The statement puts “engaging all Australians with science” as its first principle, followed by “building our scientific capability and skills”. Of particular importance is redressing the STEM skills shortage and decline in participation and performance, with cultural barriers identified as a major concern. Inspiring Australia will continue to play a key role in ensuring that Australians everywhere can engage with science and realise its benefits.

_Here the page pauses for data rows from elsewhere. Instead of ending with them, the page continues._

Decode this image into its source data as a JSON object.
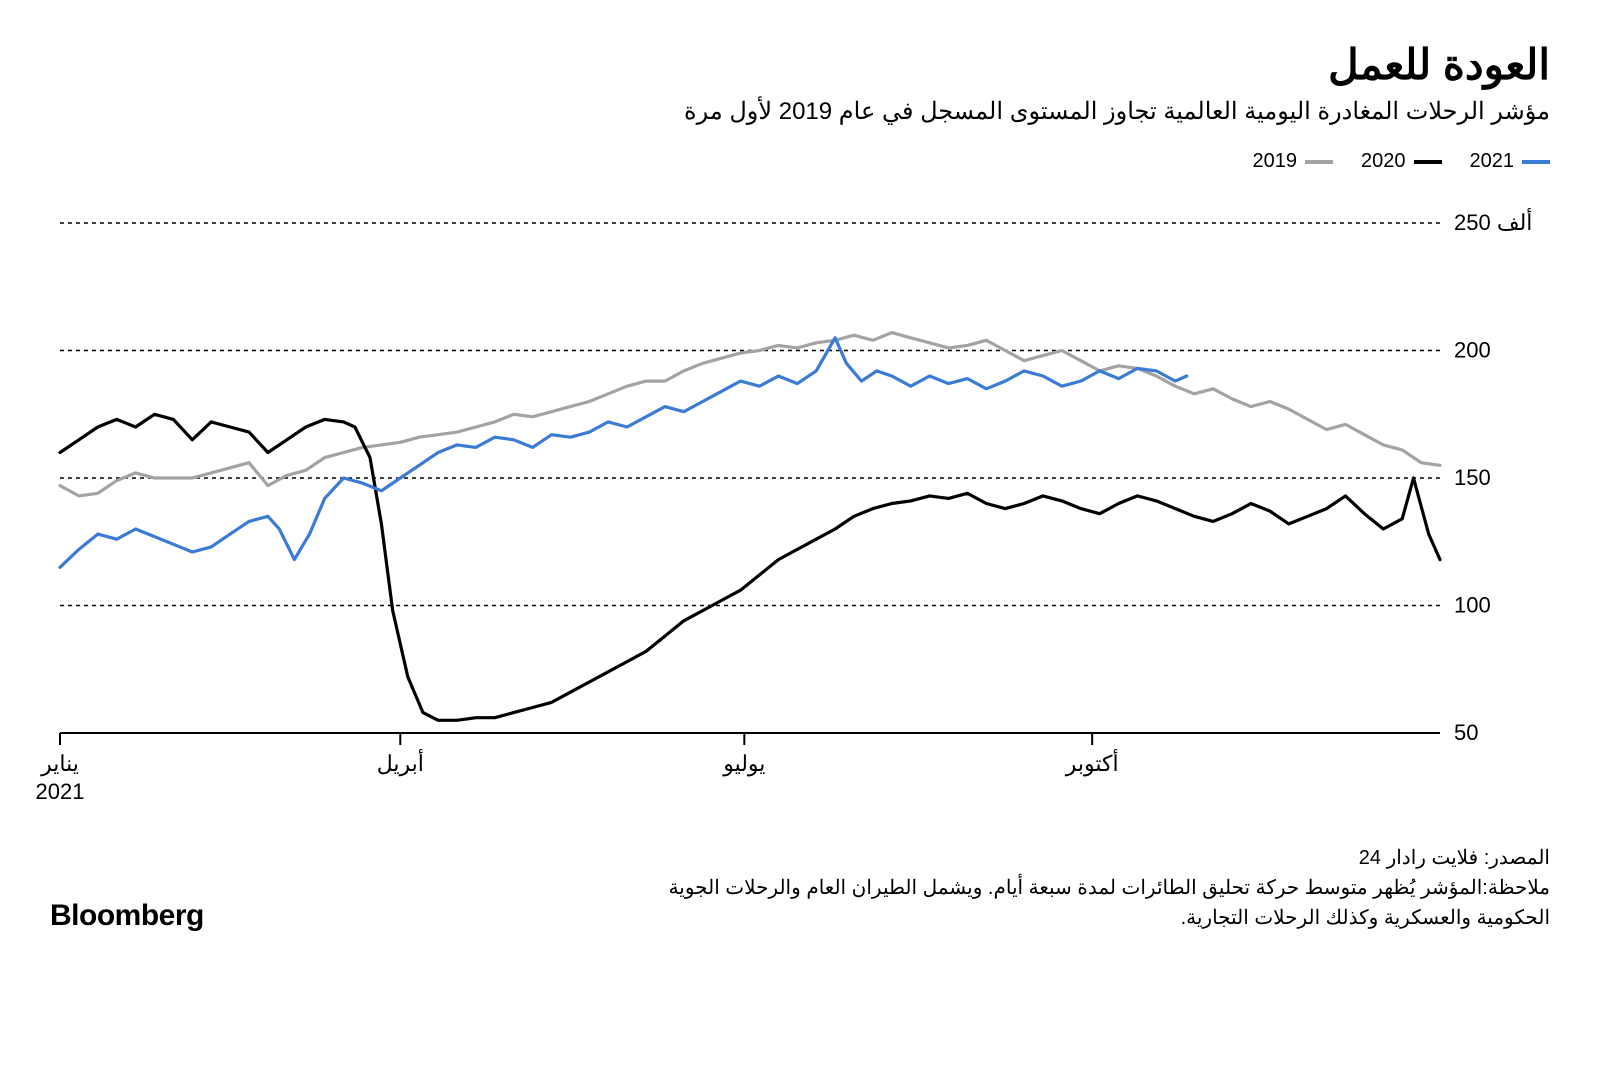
{
  "title": "العودة للعمل",
  "subtitle": "مؤشر الرحلات المغادرة اليومية العالمية تجاوز المستوى المسجل في عام 2019 لأول مرة",
  "legend": [
    {
      "label": "2021",
      "color": "#3a7bd5"
    },
    {
      "label": "2020",
      "color": "#000000"
    },
    {
      "label": "2019",
      "color": "#a3a3a3"
    }
  ],
  "chart": {
    "type": "line",
    "background_color": "#ffffff",
    "grid_color": "#000000",
    "grid_dash": "4 4",
    "line_width": 3.2,
    "ylim": [
      50,
      250
    ],
    "yticks": [
      50,
      100,
      150,
      200,
      250
    ],
    "ytick_labels": [
      "50",
      "100",
      "150",
      "200",
      "250 ألف"
    ],
    "xlim": [
      0,
      365
    ],
    "xticks": [
      {
        "pos": 0,
        "label_top": "يناير",
        "label_bottom": "2021"
      },
      {
        "pos": 90,
        "label_top": "أبريل",
        "label_bottom": ""
      },
      {
        "pos": 181,
        "label_top": "يوليو",
        "label_bottom": ""
      },
      {
        "pos": 273,
        "label_top": "أكتوبر",
        "label_bottom": ""
      }
    ],
    "series": [
      {
        "name": "2019",
        "color": "#a3a3a3",
        "data": [
          [
            0,
            147
          ],
          [
            5,
            143
          ],
          [
            10,
            144
          ],
          [
            15,
            149
          ],
          [
            20,
            152
          ],
          [
            25,
            150
          ],
          [
            30,
            150
          ],
          [
            35,
            150
          ],
          [
            40,
            152
          ],
          [
            45,
            154
          ],
          [
            50,
            156
          ],
          [
            55,
            147
          ],
          [
            60,
            151
          ],
          [
            65,
            153
          ],
          [
            70,
            158
          ],
          [
            75,
            160
          ],
          [
            80,
            162
          ],
          [
            85,
            163
          ],
          [
            90,
            164
          ],
          [
            95,
            166
          ],
          [
            100,
            167
          ],
          [
            105,
            168
          ],
          [
            110,
            170
          ],
          [
            115,
            172
          ],
          [
            120,
            175
          ],
          [
            125,
            174
          ],
          [
            130,
            176
          ],
          [
            135,
            178
          ],
          [
            140,
            180
          ],
          [
            145,
            183
          ],
          [
            150,
            186
          ],
          [
            155,
            188
          ],
          [
            160,
            188
          ],
          [
            165,
            192
          ],
          [
            170,
            195
          ],
          [
            175,
            197
          ],
          [
            180,
            199
          ],
          [
            185,
            200
          ],
          [
            190,
            202
          ],
          [
            195,
            201
          ],
          [
            200,
            203
          ],
          [
            205,
            204
          ],
          [
            210,
            206
          ],
          [
            215,
            204
          ],
          [
            220,
            207
          ],
          [
            225,
            205
          ],
          [
            230,
            203
          ],
          [
            235,
            201
          ],
          [
            240,
            202
          ],
          [
            245,
            204
          ],
          [
            250,
            200
          ],
          [
            255,
            196
          ],
          [
            260,
            198
          ],
          [
            265,
            200
          ],
          [
            270,
            196
          ],
          [
            275,
            192
          ],
          [
            280,
            194
          ],
          [
            285,
            193
          ],
          [
            290,
            190
          ],
          [
            295,
            186
          ],
          [
            300,
            183
          ],
          [
            305,
            185
          ],
          [
            310,
            181
          ],
          [
            315,
            178
          ],
          [
            320,
            180
          ],
          [
            325,
            177
          ],
          [
            330,
            173
          ],
          [
            335,
            169
          ],
          [
            340,
            171
          ],
          [
            345,
            167
          ],
          [
            350,
            163
          ],
          [
            355,
            161
          ],
          [
            360,
            156
          ],
          [
            365,
            155
          ]
        ]
      },
      {
        "name": "2020",
        "color": "#000000",
        "data": [
          [
            0,
            160
          ],
          [
            5,
            165
          ],
          [
            10,
            170
          ],
          [
            15,
            173
          ],
          [
            20,
            170
          ],
          [
            25,
            175
          ],
          [
            30,
            173
          ],
          [
            35,
            165
          ],
          [
            40,
            172
          ],
          [
            45,
            170
          ],
          [
            50,
            168
          ],
          [
            55,
            160
          ],
          [
            60,
            165
          ],
          [
            65,
            170
          ],
          [
            70,
            173
          ],
          [
            75,
            172
          ],
          [
            78,
            170
          ],
          [
            82,
            158
          ],
          [
            85,
            132
          ],
          [
            88,
            98
          ],
          [
            92,
            72
          ],
          [
            96,
            58
          ],
          [
            100,
            55
          ],
          [
            105,
            55
          ],
          [
            110,
            56
          ],
          [
            115,
            56
          ],
          [
            120,
            58
          ],
          [
            125,
            60
          ],
          [
            130,
            62
          ],
          [
            135,
            66
          ],
          [
            140,
            70
          ],
          [
            145,
            74
          ],
          [
            150,
            78
          ],
          [
            155,
            82
          ],
          [
            160,
            88
          ],
          [
            165,
            94
          ],
          [
            170,
            98
          ],
          [
            175,
            102
          ],
          [
            180,
            106
          ],
          [
            185,
            112
          ],
          [
            190,
            118
          ],
          [
            195,
            122
          ],
          [
            200,
            126
          ],
          [
            205,
            130
          ],
          [
            210,
            135
          ],
          [
            215,
            138
          ],
          [
            220,
            140
          ],
          [
            225,
            141
          ],
          [
            230,
            143
          ],
          [
            235,
            142
          ],
          [
            240,
            144
          ],
          [
            245,
            140
          ],
          [
            250,
            138
          ],
          [
            255,
            140
          ],
          [
            260,
            143
          ],
          [
            265,
            141
          ],
          [
            270,
            138
          ],
          [
            275,
            136
          ],
          [
            280,
            140
          ],
          [
            285,
            143
          ],
          [
            290,
            141
          ],
          [
            295,
            138
          ],
          [
            300,
            135
          ],
          [
            305,
            133
          ],
          [
            310,
            136
          ],
          [
            315,
            140
          ],
          [
            320,
            137
          ],
          [
            325,
            132
          ],
          [
            330,
            135
          ],
          [
            335,
            138
          ],
          [
            340,
            143
          ],
          [
            345,
            136
          ],
          [
            350,
            130
          ],
          [
            355,
            134
          ],
          [
            358,
            150
          ],
          [
            362,
            128
          ],
          [
            365,
            118
          ]
        ]
      },
      {
        "name": "2021",
        "color": "#3a7bd5",
        "data": [
          [
            0,
            115
          ],
          [
            5,
            122
          ],
          [
            10,
            128
          ],
          [
            15,
            126
          ],
          [
            20,
            130
          ],
          [
            25,
            127
          ],
          [
            30,
            124
          ],
          [
            35,
            121
          ],
          [
            40,
            123
          ],
          [
            45,
            128
          ],
          [
            50,
            133
          ],
          [
            55,
            135
          ],
          [
            58,
            130
          ],
          [
            62,
            118
          ],
          [
            66,
            128
          ],
          [
            70,
            142
          ],
          [
            75,
            150
          ],
          [
            80,
            148
          ],
          [
            85,
            145
          ],
          [
            90,
            150
          ],
          [
            95,
            155
          ],
          [
            100,
            160
          ],
          [
            105,
            163
          ],
          [
            110,
            162
          ],
          [
            115,
            166
          ],
          [
            120,
            165
          ],
          [
            125,
            162
          ],
          [
            130,
            167
          ],
          [
            135,
            166
          ],
          [
            140,
            168
          ],
          [
            145,
            172
          ],
          [
            150,
            170
          ],
          [
            155,
            174
          ],
          [
            160,
            178
          ],
          [
            165,
            176
          ],
          [
            170,
            180
          ],
          [
            175,
            184
          ],
          [
            180,
            188
          ],
          [
            185,
            186
          ],
          [
            190,
            190
          ],
          [
            195,
            187
          ],
          [
            200,
            192
          ],
          [
            205,
            205
          ],
          [
            208,
            195
          ],
          [
            212,
            188
          ],
          [
            216,
            192
          ],
          [
            220,
            190
          ],
          [
            225,
            186
          ],
          [
            230,
            190
          ],
          [
            235,
            187
          ],
          [
            240,
            189
          ],
          [
            245,
            185
          ],
          [
            250,
            188
          ],
          [
            255,
            192
          ],
          [
            260,
            190
          ],
          [
            265,
            186
          ],
          [
            270,
            188
          ],
          [
            275,
            192
          ],
          [
            280,
            189
          ],
          [
            285,
            193
          ],
          [
            290,
            192
          ],
          [
            295,
            188
          ],
          [
            298,
            190
          ]
        ]
      }
    ]
  },
  "source": "المصدر: فلايت رادار 24",
  "note": "ملاحظة:المؤشر يُظهر متوسط حركة تحليق الطائرات لمدة سبعة أيام. ويشمل الطيران العام والرحلات الجوية الحكومية والعسكرية وكذلك الرحلات التجارية.",
  "brand": "Bloomberg",
  "label_fontsize": 22,
  "title_fontsize": 42,
  "subtitle_fontsize": 24
}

Engagement goals include that:
- Science and mathematics education are interesting, relatable and valued by parents and teachers, supporting high levels of participation and appreciation at all levels of education
- Scientific knowledge and skills are valued by employers and in the workforce
- The general public is engaged by and appreciates science, building support for investment in science
- All Australians have the opportunity to engage with scientists and contribute to scientific processes and discourses
While not everyone needs highly specialised scientific skills, the statement advocates for the need to ensure science literacy so that individuals can make informed decisions about their lives and can participate as informed members of society. Community engagement with science is described as “mutually beneficial”, supporting improved research program design and data collection, strong public discourse about science and better use of scientific information in decision making. STEM education is considered critical to ensure that Australians are able to participate in our increasingly science-driven society, whether through employment or in their everyday lives. Underrepresented groups, including women and girls, Indigenous Australians, and those in rural and regional areas, will be supported to overcome their lower participation rates in many areas of science.
The Government commits to taking a long-term strategic view of skills and talent, ensuring that the Australian education system provides the broad base of STEM skills required for the workforce of the future and that diverse career paths are valued – for example, recognising industry or entrepreneurial experience in academia. Importantly, maintaining STEM skills is identified as a goal requiring more than education and career development, with Inspiring Australia continuing in its role to progress the national strategy for engagement with the sciences to achieve a more innovative culture:
“A scientifically engaged community will value science and understand its importance to Australia’s prosperity and wellbeing, and will participate in public dialogue about science and technology. This can be achieved through maintaining a strong focus on STEM engagement and participation at all levels of society, including within families and communities.
Science engagement is delivered not only by the Australian Government, but also by state and territory governments, many local authorities, the scientific knowledge and outreach sectors, and many parts of the private sector and the community. The government will work with these other key participants in science engagement program delivery to support activities that communicate science, encourage wide community participation in science and inspire excellence in the sciences.”